Time is everything in a Terence Davies film. In Benediction, his biopic about English poet Siegfried Sassoon (Jack Lowden), he eventually covers his subject’s marriage to Hester Gatty (Kate Phillips). There’s a shot of the couple standing still, facing the camera as they pose for a wedding photo (a shot that tends to pop up throughout the director’s filmography). The camera flashes, we see the black-and-white photo, and then a fade transitions us to the future, where it rests on their bedside while Hester looks at their newborn child. The sequence is an encapsulation of what Davies does best: observing life with one’s head facing backwards, the cumulative weight of the past bearing down on every moment of the present.
Benediction shows how Sassoon got to that point in his life and beyond, hopping back and forth from his younger days to his older self (played by Peter Capaldi). The starting point is Sassoon’s refusal to return to the frontlines during World War I, writing a letter in protest of his country’s continuing participation in death and destruction across Europe. Sassoon saw it as an opportunity to make a defiant act of protest, but his attempt was neutered: superiors deemed him shell-shocked from time on the battlefield, shipping him off to a hospital in Edinburgh to “recover.”
It’s the first blow of many throughout Sassoon’s life, and a sign of how Davies wants to encapsulate the story of someone so complex. Sassoon saw failure in himself and humanity through his experience during the War, putting him on a doomed course to seek out solace and redemption. How this manifests itself in the years after begins with his sexuality—Sassoon was gay and started affairs with several men, among them Ivor Novello (Jeremy Irvine) and Stephen Tennant (Calam Lynch). Most of these relationships end in cruelty, leading him down the path of conformity through marriage, fatherhood and, in later years, Catholicism.

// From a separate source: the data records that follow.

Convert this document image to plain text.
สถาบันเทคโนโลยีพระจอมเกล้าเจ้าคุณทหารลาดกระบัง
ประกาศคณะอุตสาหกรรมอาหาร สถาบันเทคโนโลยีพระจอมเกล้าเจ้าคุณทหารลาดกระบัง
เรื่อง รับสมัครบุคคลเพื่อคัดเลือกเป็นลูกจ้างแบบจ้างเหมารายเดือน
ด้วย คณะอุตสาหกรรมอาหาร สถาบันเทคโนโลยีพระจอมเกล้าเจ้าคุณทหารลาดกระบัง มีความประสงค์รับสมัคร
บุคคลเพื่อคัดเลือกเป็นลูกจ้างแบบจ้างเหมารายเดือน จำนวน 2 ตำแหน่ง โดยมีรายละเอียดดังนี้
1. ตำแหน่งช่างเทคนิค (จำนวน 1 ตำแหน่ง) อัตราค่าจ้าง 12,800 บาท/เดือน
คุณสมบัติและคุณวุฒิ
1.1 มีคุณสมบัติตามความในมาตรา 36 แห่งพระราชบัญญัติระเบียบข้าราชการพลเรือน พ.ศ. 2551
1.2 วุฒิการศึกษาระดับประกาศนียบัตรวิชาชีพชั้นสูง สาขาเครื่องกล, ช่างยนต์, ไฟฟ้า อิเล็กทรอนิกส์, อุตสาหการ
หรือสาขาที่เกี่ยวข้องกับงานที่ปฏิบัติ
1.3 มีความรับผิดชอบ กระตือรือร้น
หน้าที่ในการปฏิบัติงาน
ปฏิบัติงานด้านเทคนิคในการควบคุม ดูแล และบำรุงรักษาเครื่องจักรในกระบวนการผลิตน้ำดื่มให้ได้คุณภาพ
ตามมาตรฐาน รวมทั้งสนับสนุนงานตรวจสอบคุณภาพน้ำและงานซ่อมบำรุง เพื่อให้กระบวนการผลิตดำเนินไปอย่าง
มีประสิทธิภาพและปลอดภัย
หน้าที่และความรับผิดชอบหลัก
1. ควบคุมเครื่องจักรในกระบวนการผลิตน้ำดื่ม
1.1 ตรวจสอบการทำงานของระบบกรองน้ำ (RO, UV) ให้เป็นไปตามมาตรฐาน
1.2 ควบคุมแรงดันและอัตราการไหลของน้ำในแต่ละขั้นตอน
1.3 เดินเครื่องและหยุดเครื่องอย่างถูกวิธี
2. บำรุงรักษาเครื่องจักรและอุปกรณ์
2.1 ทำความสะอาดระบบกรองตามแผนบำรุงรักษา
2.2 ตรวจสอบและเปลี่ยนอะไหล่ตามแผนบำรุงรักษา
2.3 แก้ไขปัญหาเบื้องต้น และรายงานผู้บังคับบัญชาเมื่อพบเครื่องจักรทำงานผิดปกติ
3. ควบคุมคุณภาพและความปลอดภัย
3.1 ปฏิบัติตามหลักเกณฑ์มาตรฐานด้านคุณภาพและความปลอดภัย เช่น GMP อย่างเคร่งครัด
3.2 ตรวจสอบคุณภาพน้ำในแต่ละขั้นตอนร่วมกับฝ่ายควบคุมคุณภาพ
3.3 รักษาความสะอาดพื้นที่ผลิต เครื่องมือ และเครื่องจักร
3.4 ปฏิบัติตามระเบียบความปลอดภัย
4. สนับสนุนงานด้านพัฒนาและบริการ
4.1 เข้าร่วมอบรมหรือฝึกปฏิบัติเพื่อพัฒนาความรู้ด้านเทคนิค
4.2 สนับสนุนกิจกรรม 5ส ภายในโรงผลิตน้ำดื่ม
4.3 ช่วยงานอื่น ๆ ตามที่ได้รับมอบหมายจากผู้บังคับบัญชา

This all may sound like a somber affair, to be expected with Davies, but Benediction finds plenty of entertainment through Davies’ screenplay. Much like his last film A Quiet Passion, conversations double as linguistic tete-a-tetes, every line a quip volleyed back and forth in a battle to have the last word. It’s rare to hear writing with this much thought and effort, or a willingness to try writing in a way that doesn’t feel dedicated to realism. Sassoon’s involvement with the upper class in the early 20th century also allows Davies to have plenty of fun with some famous figures, throwing out barbs at the expense of Igor Stravinsky or Edith Sitwell. Those familiar with the era will get a kick out of these references; those less familiar with some of the names thrown about can still enjoy Davies’ wit.
Still, the comedy in Benediction is like a spoonful of sugar before Davies brings in the medicine. Sections with Capaldi as Sassoon in his later years provide the kind of existential gut punches we’ve seen in A Quiet Passion and The Deep Blue Sea, except this time with a bit less force. There’s some struggle trying to pin down Sassoon as a person, and Lowden’s turn as the younger self is so understated it creates a certain emotional distance. But a minor effort from Davies is a powerful one, his portrayal of Sassoon’s unfulfilled life undoubtedly moving.
Benediction premiered at the Toronto International Film Festival.